家康は語ろうとした、ここで徳川家の者達が言ってきた。
「思えばです」
「我等も色々ありましたな」
「ここに至るまで」
「全くですな」
「そうであるな、わしも色々あったが」
家康は自身の家臣達に暖かい声で応えた。
「そなた達は常に傍にいてくれたな」
「当然です」
「何故殿から離れましょう」
「我等は徳川の臣」
「何があろうと殿と共にあります」
「いや、徳川家の一致団結は変わりませんな」
佐久間もそんな徳川家を見て言った。
「徳川家の方々は常に徳川殿の下にありますな」
「それが我等の誇りであります」
その佐久間に答えたのは酒井だった。
「殿にあくまで忠義を尽くすことが」
「そのこと自体がですな」
「左様です」
まさにというのだ。
「ですから」
「常にですか」
「殿と共にあり」
そうしてというのだ。
「忠義を尽くしていきます」
「左様でありますな」
「殿の為ならば」
今度は榊原が言ってきた。
「我等は火の中水の中です」
「文字通りに」
「はい」
こう佐久間に答えるのだった。
「例え何があろうとも」
「そしてですな」
「殿がその時のことをお話してくれまする」
「そのお話はでおじゃるな」
家康と長い間親しい氏真も言ってきた。
「麿と会った時からでおじゃるな」
「そうですな、あの時のことからです」
「話してくれるでおじゃるな」
「思えば我等も色々とありましたな」
「ははは、確かに」
氏真は家康に笑って応えた。
「竹千代殿と会った時から」
「今川殿にはよくして頂きましたな、雪斎殿にも」
家康は雪斎も見て話した。
「そして彦五郎殿にも」
「麿にもでおじゃるか」
「随分と」
「さて、麿は竹千代殿に意地悪だったでおじゃるが」
氏真は家康にとぼける様にして返した。
「それでもでおじゃるか」
「とんでもない、意地悪なぞされたことはです」
「なかったでおじゃるか」
「はい、一度も」
それこそというのだ。
「ありませんでした」
「そうでおじゃったか」
「では皆様にです」
「麿と会った、駿府に来た時からのことをでおじゃるな」
「お話しましょう」
こう言ってだった、今度は家康が話した。そのはじまりはというと。
家康当時は松平竹千代といった彼は織田家の人質から今度は今川家の人質になった、それで尾張から東海道を東に進み駿府に入った。

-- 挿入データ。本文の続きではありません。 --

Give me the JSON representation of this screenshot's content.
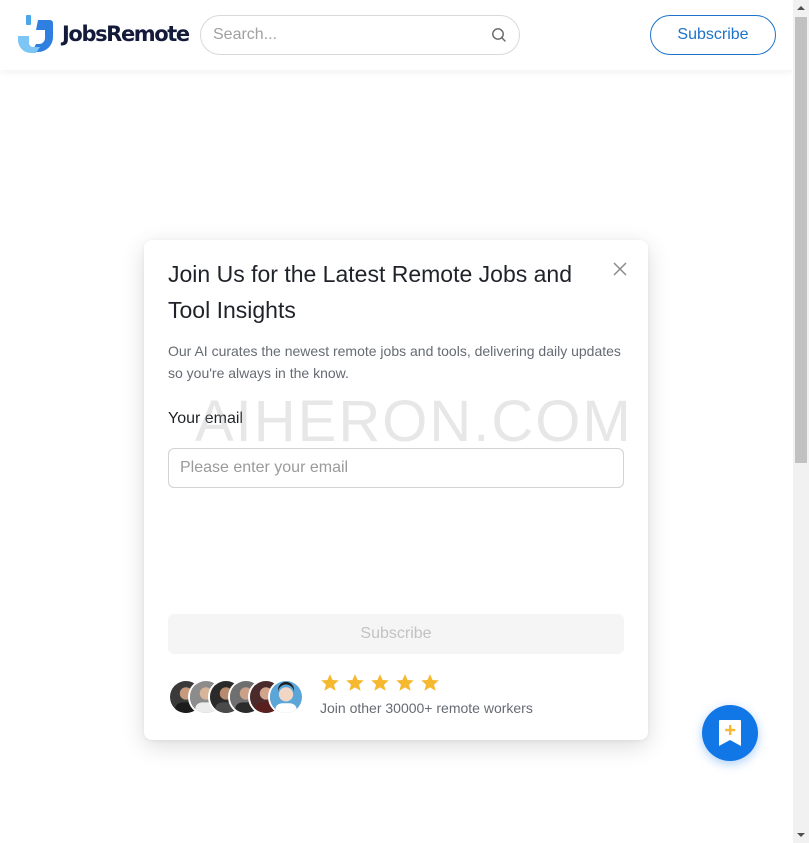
{
  "header": {
    "logo_text": "JobsRemote",
    "search_placeholder": "Search...",
    "search_icon": "search-icon",
    "subscribe_label": "Subscribe"
  },
  "modal": {
    "title": "Join Us for the Latest Remote Jobs and Tool Insights",
    "description": "Our AI curates the newest remote jobs and tools, delivering daily updates so you're always in the know.",
    "email_label": "Your email",
    "email_placeholder": "Please enter your email",
    "email_value": "",
    "subscribe_label": "Subscribe",
    "close_icon": "close-icon",
    "rating_stars": 5,
    "social_proof": "Join other 30000+ remote workers",
    "avatar_count": 6
  },
  "fab": {
    "icon": "bookmark-plus-icon"
  },
  "watermark": "AIHERON.COM",
  "colors": {
    "brand_blue": "#1d73c9",
    "fab_blue": "#1177e6",
    "star_yellow": "#f5b82e",
    "logo_navy": "#131a3a"
  }
}
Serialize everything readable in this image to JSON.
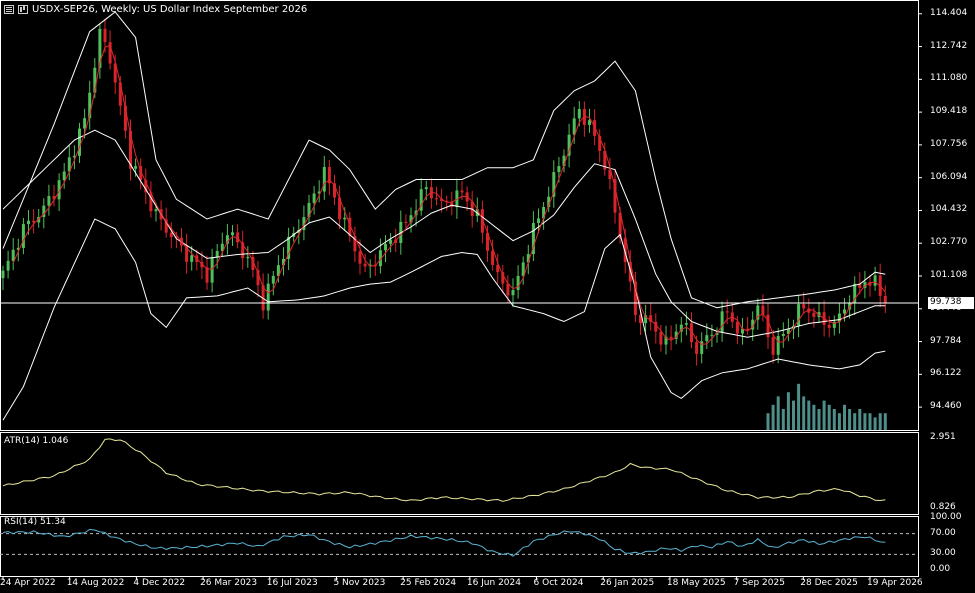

駿府に入るとすぐに今川義元と会った、義元は居並ぶ今川の重臣達を控えさせたうえで自分に頭を下げた竹千代に問うた。
「松平竹千代であるな」
「はい」
確かな声でだ、竹千代は義元に答えた。
「左様であります」
「いい顔をしているでおじゃるな」
義元は竹千代に挨拶の後すぐにこう言った。